Edit: But those are likely not related to the question of what Canada did to become example of how Geneva convention should be, so maybe an unnecessary info ¯_(ツ)_/¯
I even think humanity will survive fine as many icy places will become habitable and we’re good at adapting to extreme climates. Overall it’s rather our current civilisations with the bad but also the good in them that are the most endangered.
If we manage to keep the warming to levels seen in previous warming periods, humanity might come out better on average in the long run, but the planet is heating faster than it did in those other periods and we haven’t demonstrated any ability to control ourselves. We’d have to stop generating CO2 pretty soon to avoid surpassing the last great warming period.
I guess people didn’t understand my point. If we don’t curb our carbon emissions, we’re certainly going to have a climate that we never lived and it will kill a lot of people. But it’s not unlimited, at some point we will not be able emit more carbon, because there’s no more or we lost the ability to do so. So while fewer than today, there will probably still be habitable places like Nothern Canada and Russia. I think humanity would be able to survive there, although much smaller and the centuries of disasters would have destroyed our civilisations as we know them.
People probably thought I’m denying the urgency to do an ecological transition, but I’m not. I’m trying to comment on what would actually happen, similarly to previous comment saying that the planet itself is not going to die.
You’re making an assumption that the feedback loops are all well understood. They might be, or maybe there will be some runaway effect, some source of carbon or other greenhouse gas that’s completely unknown, gets released, and boils the oceans.
I know, but that’s a very detached and unemotional take… Sure “life” will keep existing. But not the life we know. That we love. That we grew up loving so much.
I understand not everyone feels exactly like me. But I was absurdly fascinated by biology books and wildlife documentaries and would read and watch them religiously as a child.
Thinking of all of that just dying and ending truly breaks my heart. Almost more than anything.

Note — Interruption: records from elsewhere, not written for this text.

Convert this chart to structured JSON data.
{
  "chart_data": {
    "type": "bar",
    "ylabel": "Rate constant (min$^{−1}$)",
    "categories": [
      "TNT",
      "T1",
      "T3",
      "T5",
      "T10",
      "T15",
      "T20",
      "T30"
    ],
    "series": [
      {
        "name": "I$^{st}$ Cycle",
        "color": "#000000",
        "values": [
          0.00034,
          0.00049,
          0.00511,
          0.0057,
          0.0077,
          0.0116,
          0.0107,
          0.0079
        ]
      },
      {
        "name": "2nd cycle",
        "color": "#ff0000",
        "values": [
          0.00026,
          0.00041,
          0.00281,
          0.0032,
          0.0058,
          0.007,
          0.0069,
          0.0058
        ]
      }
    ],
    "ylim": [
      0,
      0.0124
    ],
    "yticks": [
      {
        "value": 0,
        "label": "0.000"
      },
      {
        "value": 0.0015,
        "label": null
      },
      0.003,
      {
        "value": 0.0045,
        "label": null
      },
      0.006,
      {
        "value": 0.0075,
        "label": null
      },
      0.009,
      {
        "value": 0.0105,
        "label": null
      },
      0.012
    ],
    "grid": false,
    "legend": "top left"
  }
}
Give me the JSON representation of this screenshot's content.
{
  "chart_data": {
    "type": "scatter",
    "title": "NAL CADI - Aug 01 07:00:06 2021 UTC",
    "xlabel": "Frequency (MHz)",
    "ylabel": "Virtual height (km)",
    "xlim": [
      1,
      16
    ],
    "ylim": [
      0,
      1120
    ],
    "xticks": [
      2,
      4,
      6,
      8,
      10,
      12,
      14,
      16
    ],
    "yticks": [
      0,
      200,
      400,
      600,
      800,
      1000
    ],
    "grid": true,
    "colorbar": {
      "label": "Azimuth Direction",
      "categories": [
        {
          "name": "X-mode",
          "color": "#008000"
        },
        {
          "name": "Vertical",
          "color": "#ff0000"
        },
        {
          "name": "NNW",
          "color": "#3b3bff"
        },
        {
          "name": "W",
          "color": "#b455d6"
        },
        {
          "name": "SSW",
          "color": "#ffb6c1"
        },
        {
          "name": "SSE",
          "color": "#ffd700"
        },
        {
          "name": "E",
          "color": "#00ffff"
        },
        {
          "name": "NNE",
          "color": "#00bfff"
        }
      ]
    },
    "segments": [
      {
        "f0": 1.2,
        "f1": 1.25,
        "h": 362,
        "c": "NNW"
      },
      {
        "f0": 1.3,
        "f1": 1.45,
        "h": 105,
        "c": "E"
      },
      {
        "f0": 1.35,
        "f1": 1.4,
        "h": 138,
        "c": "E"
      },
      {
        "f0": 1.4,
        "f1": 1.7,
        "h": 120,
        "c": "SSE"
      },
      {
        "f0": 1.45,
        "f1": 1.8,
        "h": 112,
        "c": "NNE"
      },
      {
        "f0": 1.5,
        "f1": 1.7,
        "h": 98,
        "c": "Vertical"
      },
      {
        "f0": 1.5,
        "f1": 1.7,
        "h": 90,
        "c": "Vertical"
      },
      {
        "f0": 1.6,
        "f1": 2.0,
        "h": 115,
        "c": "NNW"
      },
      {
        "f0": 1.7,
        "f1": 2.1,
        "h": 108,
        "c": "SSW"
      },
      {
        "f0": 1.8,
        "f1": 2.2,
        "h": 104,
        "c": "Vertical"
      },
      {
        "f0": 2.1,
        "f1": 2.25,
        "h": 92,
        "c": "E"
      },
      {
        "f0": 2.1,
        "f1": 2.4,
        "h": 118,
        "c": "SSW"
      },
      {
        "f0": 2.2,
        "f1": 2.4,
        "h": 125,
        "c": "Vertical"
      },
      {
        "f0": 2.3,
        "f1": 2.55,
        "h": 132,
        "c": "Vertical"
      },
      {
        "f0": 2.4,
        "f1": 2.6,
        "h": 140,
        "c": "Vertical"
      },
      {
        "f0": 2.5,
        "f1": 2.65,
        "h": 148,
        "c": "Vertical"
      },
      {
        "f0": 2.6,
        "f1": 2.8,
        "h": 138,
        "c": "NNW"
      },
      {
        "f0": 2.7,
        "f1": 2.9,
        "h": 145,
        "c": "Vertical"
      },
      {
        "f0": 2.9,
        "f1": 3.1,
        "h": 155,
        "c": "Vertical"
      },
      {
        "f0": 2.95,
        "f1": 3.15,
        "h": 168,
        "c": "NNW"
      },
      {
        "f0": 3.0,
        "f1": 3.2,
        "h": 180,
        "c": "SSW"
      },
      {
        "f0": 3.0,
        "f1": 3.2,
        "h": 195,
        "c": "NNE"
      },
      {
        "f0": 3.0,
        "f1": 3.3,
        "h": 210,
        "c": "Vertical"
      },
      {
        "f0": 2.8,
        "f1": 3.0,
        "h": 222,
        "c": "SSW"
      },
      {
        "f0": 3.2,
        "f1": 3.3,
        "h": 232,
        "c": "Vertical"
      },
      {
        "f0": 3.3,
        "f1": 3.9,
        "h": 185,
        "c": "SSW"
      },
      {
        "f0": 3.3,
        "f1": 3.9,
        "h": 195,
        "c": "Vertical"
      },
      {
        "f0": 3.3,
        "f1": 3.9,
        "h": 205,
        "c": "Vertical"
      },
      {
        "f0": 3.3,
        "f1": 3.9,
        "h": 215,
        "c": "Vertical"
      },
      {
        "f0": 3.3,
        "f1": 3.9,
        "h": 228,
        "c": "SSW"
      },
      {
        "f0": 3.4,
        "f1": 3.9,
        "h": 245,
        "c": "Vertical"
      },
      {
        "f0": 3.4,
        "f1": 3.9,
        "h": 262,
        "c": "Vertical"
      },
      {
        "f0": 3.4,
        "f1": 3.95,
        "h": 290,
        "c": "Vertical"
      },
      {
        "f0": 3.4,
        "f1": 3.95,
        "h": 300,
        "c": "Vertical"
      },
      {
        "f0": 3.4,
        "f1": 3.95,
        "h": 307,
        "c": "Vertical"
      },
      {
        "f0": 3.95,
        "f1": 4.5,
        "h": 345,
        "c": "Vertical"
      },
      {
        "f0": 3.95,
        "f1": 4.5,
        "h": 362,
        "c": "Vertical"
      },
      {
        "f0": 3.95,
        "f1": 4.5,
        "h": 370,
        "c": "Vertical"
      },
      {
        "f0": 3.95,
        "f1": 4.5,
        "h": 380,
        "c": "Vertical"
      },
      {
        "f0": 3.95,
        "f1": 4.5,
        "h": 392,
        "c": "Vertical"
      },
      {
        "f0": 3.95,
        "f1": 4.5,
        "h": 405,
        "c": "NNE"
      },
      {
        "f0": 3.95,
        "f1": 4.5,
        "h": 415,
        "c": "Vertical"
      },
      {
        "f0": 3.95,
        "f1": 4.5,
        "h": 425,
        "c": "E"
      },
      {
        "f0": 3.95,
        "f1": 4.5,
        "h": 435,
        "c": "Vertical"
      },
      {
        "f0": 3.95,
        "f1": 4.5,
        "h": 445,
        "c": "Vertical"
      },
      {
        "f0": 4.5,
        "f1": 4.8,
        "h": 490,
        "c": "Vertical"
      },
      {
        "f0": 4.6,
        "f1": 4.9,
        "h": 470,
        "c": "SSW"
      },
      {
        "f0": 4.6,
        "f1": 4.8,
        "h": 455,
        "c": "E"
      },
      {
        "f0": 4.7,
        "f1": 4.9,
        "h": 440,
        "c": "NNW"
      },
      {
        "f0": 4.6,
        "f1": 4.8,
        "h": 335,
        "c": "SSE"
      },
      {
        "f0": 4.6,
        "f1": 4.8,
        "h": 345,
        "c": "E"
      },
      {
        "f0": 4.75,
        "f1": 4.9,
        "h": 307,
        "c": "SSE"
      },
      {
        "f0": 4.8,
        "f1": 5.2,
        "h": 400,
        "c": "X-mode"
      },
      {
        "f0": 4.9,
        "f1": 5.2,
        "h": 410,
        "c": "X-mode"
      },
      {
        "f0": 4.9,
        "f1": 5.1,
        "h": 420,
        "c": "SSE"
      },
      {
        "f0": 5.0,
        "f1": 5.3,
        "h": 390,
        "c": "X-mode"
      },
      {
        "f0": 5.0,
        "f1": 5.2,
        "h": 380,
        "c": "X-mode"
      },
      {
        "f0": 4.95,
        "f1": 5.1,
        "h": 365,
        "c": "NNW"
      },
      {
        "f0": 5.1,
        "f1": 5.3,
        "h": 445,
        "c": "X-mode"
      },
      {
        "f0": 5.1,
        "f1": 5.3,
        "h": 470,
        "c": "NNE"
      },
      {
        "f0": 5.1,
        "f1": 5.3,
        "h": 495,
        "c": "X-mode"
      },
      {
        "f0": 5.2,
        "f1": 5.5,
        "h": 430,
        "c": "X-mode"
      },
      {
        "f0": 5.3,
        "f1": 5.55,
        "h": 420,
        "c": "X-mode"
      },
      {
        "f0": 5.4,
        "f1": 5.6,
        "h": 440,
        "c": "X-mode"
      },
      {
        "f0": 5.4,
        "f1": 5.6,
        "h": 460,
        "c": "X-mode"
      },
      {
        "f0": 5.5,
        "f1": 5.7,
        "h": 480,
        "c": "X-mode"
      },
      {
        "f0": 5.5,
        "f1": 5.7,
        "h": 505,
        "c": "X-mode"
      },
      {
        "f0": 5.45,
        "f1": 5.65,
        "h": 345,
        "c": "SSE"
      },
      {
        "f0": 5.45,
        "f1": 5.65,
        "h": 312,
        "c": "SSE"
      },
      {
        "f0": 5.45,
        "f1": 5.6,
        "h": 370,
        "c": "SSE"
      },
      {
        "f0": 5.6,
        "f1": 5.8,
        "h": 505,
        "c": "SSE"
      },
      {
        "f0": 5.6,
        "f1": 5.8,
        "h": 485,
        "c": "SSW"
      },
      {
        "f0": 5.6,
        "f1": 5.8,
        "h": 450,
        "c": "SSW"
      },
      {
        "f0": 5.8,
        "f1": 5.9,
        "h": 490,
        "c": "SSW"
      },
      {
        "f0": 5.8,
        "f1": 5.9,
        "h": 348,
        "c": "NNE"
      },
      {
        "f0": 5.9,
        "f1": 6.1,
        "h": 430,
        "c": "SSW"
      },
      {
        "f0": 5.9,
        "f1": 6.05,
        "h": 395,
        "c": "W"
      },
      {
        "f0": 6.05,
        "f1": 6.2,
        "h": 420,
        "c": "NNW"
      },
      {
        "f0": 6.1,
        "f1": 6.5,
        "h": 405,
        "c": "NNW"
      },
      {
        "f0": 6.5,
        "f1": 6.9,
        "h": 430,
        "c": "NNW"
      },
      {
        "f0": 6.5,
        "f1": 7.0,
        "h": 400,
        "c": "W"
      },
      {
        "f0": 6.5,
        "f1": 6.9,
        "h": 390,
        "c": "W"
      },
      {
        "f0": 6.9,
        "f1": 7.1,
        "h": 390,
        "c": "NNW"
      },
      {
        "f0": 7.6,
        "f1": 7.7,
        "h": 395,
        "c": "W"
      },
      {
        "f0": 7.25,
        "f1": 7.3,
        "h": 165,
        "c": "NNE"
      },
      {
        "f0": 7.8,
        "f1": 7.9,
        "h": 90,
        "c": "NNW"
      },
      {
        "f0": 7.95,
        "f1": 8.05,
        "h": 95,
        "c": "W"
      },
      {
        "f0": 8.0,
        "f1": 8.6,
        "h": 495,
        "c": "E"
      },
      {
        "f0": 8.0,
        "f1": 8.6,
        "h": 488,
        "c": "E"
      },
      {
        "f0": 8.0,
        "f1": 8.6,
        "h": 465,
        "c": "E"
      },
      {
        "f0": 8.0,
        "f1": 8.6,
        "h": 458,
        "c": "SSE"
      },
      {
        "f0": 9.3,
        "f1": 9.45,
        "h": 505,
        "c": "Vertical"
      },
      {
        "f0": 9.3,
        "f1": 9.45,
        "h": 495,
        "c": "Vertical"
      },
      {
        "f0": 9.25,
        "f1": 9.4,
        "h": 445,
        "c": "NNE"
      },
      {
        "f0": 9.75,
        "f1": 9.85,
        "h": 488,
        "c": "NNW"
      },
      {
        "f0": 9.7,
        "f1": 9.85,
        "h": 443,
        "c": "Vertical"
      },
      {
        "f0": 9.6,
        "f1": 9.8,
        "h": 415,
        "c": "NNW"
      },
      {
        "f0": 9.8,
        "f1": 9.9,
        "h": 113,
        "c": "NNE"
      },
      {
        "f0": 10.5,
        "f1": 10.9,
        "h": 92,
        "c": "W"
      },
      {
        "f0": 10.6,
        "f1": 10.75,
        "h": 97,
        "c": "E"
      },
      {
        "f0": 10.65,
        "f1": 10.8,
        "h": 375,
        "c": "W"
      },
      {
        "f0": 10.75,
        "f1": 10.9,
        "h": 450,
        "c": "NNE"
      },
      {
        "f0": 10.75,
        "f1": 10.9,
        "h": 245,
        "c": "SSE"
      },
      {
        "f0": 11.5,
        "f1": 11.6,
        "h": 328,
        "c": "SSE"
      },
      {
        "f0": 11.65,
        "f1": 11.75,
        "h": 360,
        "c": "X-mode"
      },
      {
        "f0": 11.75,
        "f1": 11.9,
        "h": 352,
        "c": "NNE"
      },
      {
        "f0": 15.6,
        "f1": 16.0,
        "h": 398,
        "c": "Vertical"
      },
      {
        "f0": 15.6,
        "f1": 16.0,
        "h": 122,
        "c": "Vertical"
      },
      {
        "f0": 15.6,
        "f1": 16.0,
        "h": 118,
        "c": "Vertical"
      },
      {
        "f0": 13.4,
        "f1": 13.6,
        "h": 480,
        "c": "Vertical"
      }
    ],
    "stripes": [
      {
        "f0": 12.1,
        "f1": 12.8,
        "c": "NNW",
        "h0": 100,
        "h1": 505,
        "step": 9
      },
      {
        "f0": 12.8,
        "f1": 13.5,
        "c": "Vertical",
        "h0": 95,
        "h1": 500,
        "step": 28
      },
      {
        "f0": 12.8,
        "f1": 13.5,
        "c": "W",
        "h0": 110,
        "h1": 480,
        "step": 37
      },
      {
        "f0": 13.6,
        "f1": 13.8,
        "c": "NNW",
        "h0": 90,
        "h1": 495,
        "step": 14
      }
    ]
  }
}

Just not as much as the thought of humanity disappearing. But I know most people share that sadness.
I also don’t think the person is unemotional, it’s more about having the correct idea of what’s actually going to happen if we don’t do anything. I also think ecology needs more rationality, otherwise we get people closing nuclear plants to restart coal plants.
You do know that the most well informed people (like active researchers in the field) are often the most pessimistic right? Like you hear on the media that “oh no we’re gonna pass 2º! I guess I won’t be able to ski as much”. But you go to a climate science conference and it’s “yeah… now that we can add more parameters and feedback loops into our models the chance of total extinction by 2100 is 99.99%. On the bright side, half of us expected it to be 100%. So kudos”.
Well, I could imagine it if I wanted to make myself sad. But I, personally, will be dead long before even the last Panda. So it’s really just a hypothetical.
The worst case scenario is turning Earth into a planet with a climate like Venus’s.
A planet that proves the existence of runaway greenhouse effects btw.
It is theoretically possible that life exists there, but multicellular life is considered unlikely, and we’ll probably never get to take surface samples, given it’s been measured at 464 Celsius.
We probably can’t fuck up the planet that badly, but toss in a nuclear exchange to greenhouse effects and an unfortunate volcanic eruption or two?